Lorsque Médée (Laura Marinoni) entre en scène, après que l’infirmière a raconté comment la princesse descendue du Soleil a suivi Jason de Colchis à Corinthe, pour être abandonnée au profit de Glauce, la fille du roi Créon, le théâtre grec de Syracuse tourne en usine fantasmagorique, une sonnerie d’art visuel qui part de loin, peut-être précisément de Medeamaterial (1988) de Heiner Müller, avec Marion D’Amburgo, et devient ici un véritable rituel social. Ce n’est pas un hasard si les œuvres d’Alighiero Boetti, Mario Schifano, Gae Aulenti, avec qui Tiezzi a collaboré, jusqu’à Alessandro Mendini et Franco Raggi ou des musiciens contemporains tels que Brian Eno et Jon Hassell se reflètent dans le sang de la Lombardi Tiezzi Company. “Le premier voyage que j’ai fait avec mon partenaire était à Syracuse. Nous étions au lycée et voulions voir Magna Graecia. Je me souviens encore de l’odeur des lauriers-roses qui entouraient le théâtre » nous raconte le metteur en scène. « En 2015 je m’étais mesuré à Iphigénie dans Àulide qu’Euripide écrivait à la cour d’Archelaus. En utilisant des termes qui ont à voir avec Jean Genet ou d’autres théoriciens du théâtre, à Syracuse on a la sensation soudaine que le théâtre lui-même est l’objet d’un rituel ». Dans le travail d’équipe, entre autres, se distinguent Marco Rossi (scénographe), Giovanna Buzzi (costumière) et Francesca Della Monica (professeur de choeur) ; La traduction de Massimo Fusillo déconstruit l’espace en faisant de ce théâtre le lieu déclencheur d’un rêve.

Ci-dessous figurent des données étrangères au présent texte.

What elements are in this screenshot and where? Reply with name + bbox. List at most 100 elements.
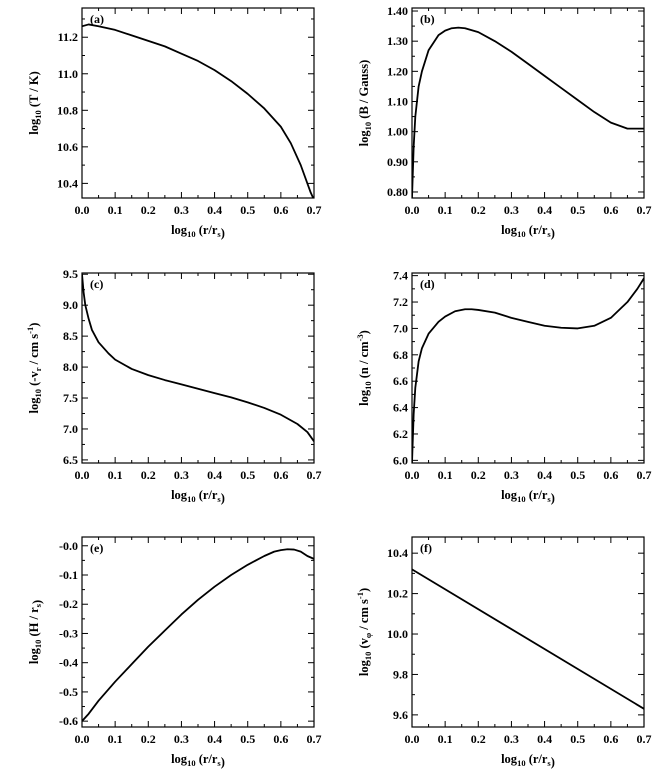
chart-panel-c: 0.0 0.1 0.2 0.3 0.4 0.5 0.6 0.7 6.5 7.0 7.5 8.0 8.5 9… xyxy=(25,267,322,505)
x-tick-label-e-2: 0.2 xyxy=(141,732,156,746)
chart-panel-e: 0.0 0.1 0.2 0.3 0.4 0.5 0.6 0.7 -0.6 -0.5 -0.4 -0.3… xyxy=(27,536,322,769)
y-tick-label-b-2: 1.00 xyxy=(387,125,408,139)
x-tick-label-c-6: 0.6 xyxy=(273,468,288,482)
x-tick-label-f-7: 0.7 xyxy=(637,732,652,746)
x-tick-label-c-2: 0.2 xyxy=(141,468,156,482)
y-tick-label-b-3: 1.10 xyxy=(387,94,408,108)
x-tick-label-b-7: 0.7 xyxy=(637,203,652,217)
y-tick-label-d-7: 7.4 xyxy=(393,269,408,283)
plot-frame-f xyxy=(411,536,645,728)
plot-frame-d xyxy=(411,272,645,464)
y-axis-label-d: log10 (n / cm-3) xyxy=(355,330,373,406)
y-tick-label-e-3: -0.3 xyxy=(59,626,78,640)
y-tick-label-e-4: -0.2 xyxy=(59,597,78,611)
panel-label-c: (c) xyxy=(90,277,103,291)
y-tick-label-b-5: 1.30 xyxy=(387,34,408,48)
y-tick-label-b-1: 0.90 xyxy=(387,155,408,169)
y-tick-label-d-6: 7.2 xyxy=(393,295,408,309)
plot-frame-e xyxy=(81,536,315,728)
x-tick-label-c-0: 0.0 xyxy=(75,468,90,482)
x-tick-label-b-5: 0.5 xyxy=(570,203,585,217)
y-tick-label-a-4: 11.2 xyxy=(58,30,78,44)
x-axis-label-f: log10 (r/rs) xyxy=(501,752,555,769)
plot-frame-b xyxy=(411,7,645,199)
y-axis-label-b: log10 (B / Gauss) xyxy=(357,60,373,147)
x-tick-label-e-3: 0.3 xyxy=(174,732,189,746)
x-tick-label-a-0: 0.0 xyxy=(75,203,90,217)
x-tick-label-d-1: 0.1 xyxy=(438,468,453,482)
x-tick-label-f-3: 0.3 xyxy=(504,732,519,746)
y-tick-label-c-5: 9.0 xyxy=(63,298,78,312)
x-tick-label-d-6: 0.6 xyxy=(603,468,618,482)
series-line-e-0 xyxy=(82,548,314,722)
x-tick-label-e-5: 0.5 xyxy=(240,732,255,746)
y-tick-label-e-6: -0.0 xyxy=(59,539,78,553)
x-tick-label-c-7: 0.7 xyxy=(307,468,322,482)
chart-panel-d: 0.0 0.1 0.2 0.3 0.4 0.5 0.6 0.7 6.0 6.2 6.4 6.6 6.8 7… xyxy=(355,269,652,505)
plot-frame-c xyxy=(81,272,315,464)
y-tick-label-f-2: 10.0 xyxy=(387,627,408,641)
x-tick-label-c-3: 0.3 xyxy=(174,468,189,482)
y-axis-label-c: log10 (-vr / cm s-1) xyxy=(25,323,43,414)
series-line-a-0 xyxy=(82,23,314,198)
series-line-b-0 xyxy=(412,26,644,198)
y-axis-label-e: log10 (H / rs) xyxy=(27,600,44,664)
y-tick-label-e-0: -0.6 xyxy=(59,714,78,728)
x-axis-label-a: log10 (r/rs) xyxy=(171,223,225,240)
x-tick-label-b-0: 0.0 xyxy=(405,203,420,217)
x-tick-label-f-4: 0.4 xyxy=(537,732,552,746)
series-line-c-0 xyxy=(82,274,314,442)
x-tick-label-a-4: 0.4 xyxy=(207,203,222,217)
y-tick-label-d-0: 6.0 xyxy=(393,453,408,467)
x-tick-label-f-1: 0.1 xyxy=(438,732,453,746)
x-tick-label-c-5: 0.5 xyxy=(240,468,255,482)
x-tick-label-a-5: 0.5 xyxy=(240,203,255,217)
y-tick-label-c-4: 8.5 xyxy=(63,329,78,343)
x-tick-label-b-3: 0.3 xyxy=(504,203,519,217)
y-tick-label-b-4: 1.20 xyxy=(387,64,408,78)
x-tick-label-e-4: 0.4 xyxy=(207,732,222,746)
x-tick-label-a-1: 0.1 xyxy=(108,203,123,217)
x-tick-label-d-7: 0.7 xyxy=(637,468,652,482)
y-tick-label-f-0: 9.6 xyxy=(393,708,408,722)
x-tick-label-a-3: 0.3 xyxy=(174,203,189,217)
chart-panel-f: 0.0 0.1 0.2 0.3 0.4 0.5 0.6 0.7 9.6 9.8 10.0 10.2 10… xyxy=(355,536,652,769)
chart-panel-b: 0.0 0.1 0.2 0.3 0.4 0.5 0.6 0.7 0.80 0.90 1.00 1.10… xyxy=(357,4,652,240)
x-tick-label-b-2: 0.2 xyxy=(471,203,486,217)
y-tick-label-c-3: 8.0 xyxy=(63,360,78,374)
panel-label-b: (b) xyxy=(420,12,435,26)
y-tick-label-e-5: -0.1 xyxy=(59,568,78,582)
x-tick-label-f-2: 0.2 xyxy=(471,732,486,746)
y-tick-label-a-3: 11.0 xyxy=(58,67,78,81)
y-tick-label-f-1: 9.8 xyxy=(393,667,408,681)
y-tick-label-b-6: 1.40 xyxy=(387,4,408,18)
y-axis-label-a: log10 (T / K) xyxy=(27,71,43,135)
x-tick-label-c-4: 0.4 xyxy=(207,468,222,482)
panel-label-e: (e) xyxy=(90,541,103,555)
x-tick-label-d-2: 0.2 xyxy=(471,468,486,482)
plot-frame-a xyxy=(81,7,315,199)
series-line-f-0 xyxy=(412,568,644,710)
x-axis-label-e: log10 (r/rs) xyxy=(171,752,225,769)
x-tick-label-d-5: 0.5 xyxy=(570,468,585,482)
x-tick-label-d-4: 0.4 xyxy=(537,468,552,482)
x-tick-label-b-6: 0.6 xyxy=(603,203,618,217)
x-tick-label-f-5: 0.5 xyxy=(570,732,585,746)
x-axis-label-d: log10 (r/rs) xyxy=(501,488,555,505)
y-tick-label-c-2: 7.5 xyxy=(63,391,78,405)
y-tick-label-d-2: 6.4 xyxy=(393,401,408,415)
panel-label-a: (a) xyxy=(90,12,104,26)
x-tick-label-f-6: 0.6 xyxy=(603,732,618,746)
x-axis-label-c: log10 (r/rs) xyxy=(171,488,225,505)
y-tick-label-d-5: 7.0 xyxy=(393,321,408,335)
y-tick-label-a-1: 10.6 xyxy=(57,140,78,154)
x-tick-label-a-6: 0.6 xyxy=(273,203,288,217)
y-tick-label-d-4: 6.8 xyxy=(393,348,408,362)
x-tick-label-a-7: 0.7 xyxy=(307,203,322,217)
y-tick-label-e-1: -0.5 xyxy=(59,685,78,699)
x-tick-label-b-1: 0.1 xyxy=(438,203,453,217)
y-tick-label-d-1: 6.2 xyxy=(393,427,408,441)
x-tick-label-e-1: 0.1 xyxy=(108,732,123,746)
y-tick-label-c-1: 7.0 xyxy=(63,422,78,436)
x-tick-label-d-3: 0.3 xyxy=(504,468,519,482)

Médée de Federico Tiezzi au Théâtre Grec de Syracuse

Galerie de photos23 photos

Voir

Henri James

L’Autel des morts d’Henry James ouvre alors la porte du Monde magique d’Ernesto De Martino, un demi-monde percé par la société post-industrielle de Jason. Et quand le texte d’Euripide devient un drame bourgeois à la Henrik Ibsen, les chants haïtiens, les langues missionnaires, l’Afrique, le catholicisme romain avancent… La Médée, au sein de la saison théâtrale de l’Institut national du théâtre antique, est une sorcière semblable à la Danza d’août la mort de Strindberg ou à la maison de poupée de Nora. Dans la relation Giasone-Médéa, confie Tiezzi, il y a l’attrait et l’incommunicabilité de la chorégraphie de Pina Bausch.

En savoir plus

En savoir plus

Dès lors, le coup de pinceau tétragonal du couple est rasé : Jason, l’aventurier cynique devenu bourgeois, porteur d’une violence néocapitaliste (la violence de l’exclusion), s’oppose à la violence matérielle de Médée. Cependant, chaque interprète ne trahit pas la ligne d’ombre de ceux qui ne ressentent « rien » quand ils aiment et détestent. Un néant et une passion bien nourris : certains passages de tons et de vents ressemblent décidément à Wolitz et Pollock. “Pendant plusieurs années de suite, l’après-midi du Vendredi Saint, j’ai vu La Passion de Jeanne d’Arc à la télévision”, raconte Tiezzi. « Je me souviens de ma mère, à la maison, rapprochant deux chaises et, bien que je ne sache pas pourquoi, nous avons regardé ce film ensemble. Le sentiment de sympathie que j’ai ressenti en étant avec elle – mon bras effleurant le sien, ce sentiment de communion face aux images de Dreyer – est indescriptible. Je sais seulement que, depuis que j’ai commencé ce métier, c’est ce que je cherchais et chercherai toujours dans ce merveilleux rituel social qu’est le théâtre ».



#Chamane #Médée #XXe #siècle #Sole #ORE
1686769724

Facebook
Twitter
LinkedIn
Pinterest

Leave a Comment

This site uses Akismet to reduce spam. Learn how your comment data is processed.